Sejak berlakunya UUPA pada tanggal 24 September 1960, semua hak atas tanah yang ada harus diubah menjadi salah satu hak atas tanah yang diatur dalam Pasal 16 UUPA, yaitu : Hak Milik, Hak Guna Usaha, Hak Guna Bangunan, Hak Pakai, Hak Sewa, Hak membuka tanah, Hak memungut hasil hutan. Inilah yang menjadikan adanya hak milik atas tanah karena ketentuan Undang- Undang.

Selain 3 cara originair diatas tersebut, Hak Milik atas tanah dapat juga terjadi secara Derivatif atau sengaja, yaitu dimana suatu subjek hukum memperoleh tanah dari subjek hukum lain yang semula sudah berstatus tanah Hak Milik, misalnya Jual-beli, tukar- menukar, hibah, pewarisan. Dengan terjadinya perbuatan hukum atau peristiwa hukum tersebut, maka Hak Milik atas tanah yang sudah ada beralih atau berpindah dari subjek hukum yang satu kepada subjek hukum yang lain.

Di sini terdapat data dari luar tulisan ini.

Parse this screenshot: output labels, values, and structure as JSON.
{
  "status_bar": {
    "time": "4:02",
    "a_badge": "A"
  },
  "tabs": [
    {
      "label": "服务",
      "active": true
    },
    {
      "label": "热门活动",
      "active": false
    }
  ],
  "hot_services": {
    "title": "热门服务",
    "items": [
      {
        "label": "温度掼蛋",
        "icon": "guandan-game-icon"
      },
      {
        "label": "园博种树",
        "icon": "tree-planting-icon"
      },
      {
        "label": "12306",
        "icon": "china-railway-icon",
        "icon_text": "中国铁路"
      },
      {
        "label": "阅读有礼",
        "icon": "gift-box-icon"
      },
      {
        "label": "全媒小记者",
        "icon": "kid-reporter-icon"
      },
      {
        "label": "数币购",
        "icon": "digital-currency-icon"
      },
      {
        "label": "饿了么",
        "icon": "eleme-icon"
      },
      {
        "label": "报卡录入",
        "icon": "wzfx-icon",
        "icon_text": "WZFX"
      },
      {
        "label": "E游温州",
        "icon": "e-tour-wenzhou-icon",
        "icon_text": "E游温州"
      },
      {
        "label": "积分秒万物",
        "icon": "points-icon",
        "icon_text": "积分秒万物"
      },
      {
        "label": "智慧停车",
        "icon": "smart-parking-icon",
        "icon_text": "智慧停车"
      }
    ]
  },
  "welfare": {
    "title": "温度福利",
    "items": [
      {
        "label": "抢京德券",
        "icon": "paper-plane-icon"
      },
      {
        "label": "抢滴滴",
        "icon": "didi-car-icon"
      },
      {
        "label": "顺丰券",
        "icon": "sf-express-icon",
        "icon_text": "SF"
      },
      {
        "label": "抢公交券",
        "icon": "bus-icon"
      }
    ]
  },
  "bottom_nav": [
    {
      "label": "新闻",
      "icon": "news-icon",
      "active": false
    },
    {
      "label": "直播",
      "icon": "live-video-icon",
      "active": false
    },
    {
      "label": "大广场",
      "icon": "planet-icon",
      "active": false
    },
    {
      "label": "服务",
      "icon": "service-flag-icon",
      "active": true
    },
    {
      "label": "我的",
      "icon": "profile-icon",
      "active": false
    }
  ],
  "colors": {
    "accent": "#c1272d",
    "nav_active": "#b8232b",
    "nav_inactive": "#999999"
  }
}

Hak milik akan hapus oleh beberapa alasan (Pasal 27 UUPA) seperti karena tanah yang dimilikinya jatuh kepada negara, karena pencabutan hak berdasarkan Pasal 18 UUPA, karena penyerahan dengan sukarela oleh pemiliknya, karena ditelantarkan oleh pemiliknya, karena ketentuan Pasal 21 ayat (3) dan Pasal 26 ayat (2), dan bisa juga karena tanahnya musnah. Orang atau badan hukum yang memiliki hak milik atas tanah, harus memiliki bukti hukum atas hak milik tersebut yaitu Sertifikat Hak Milik.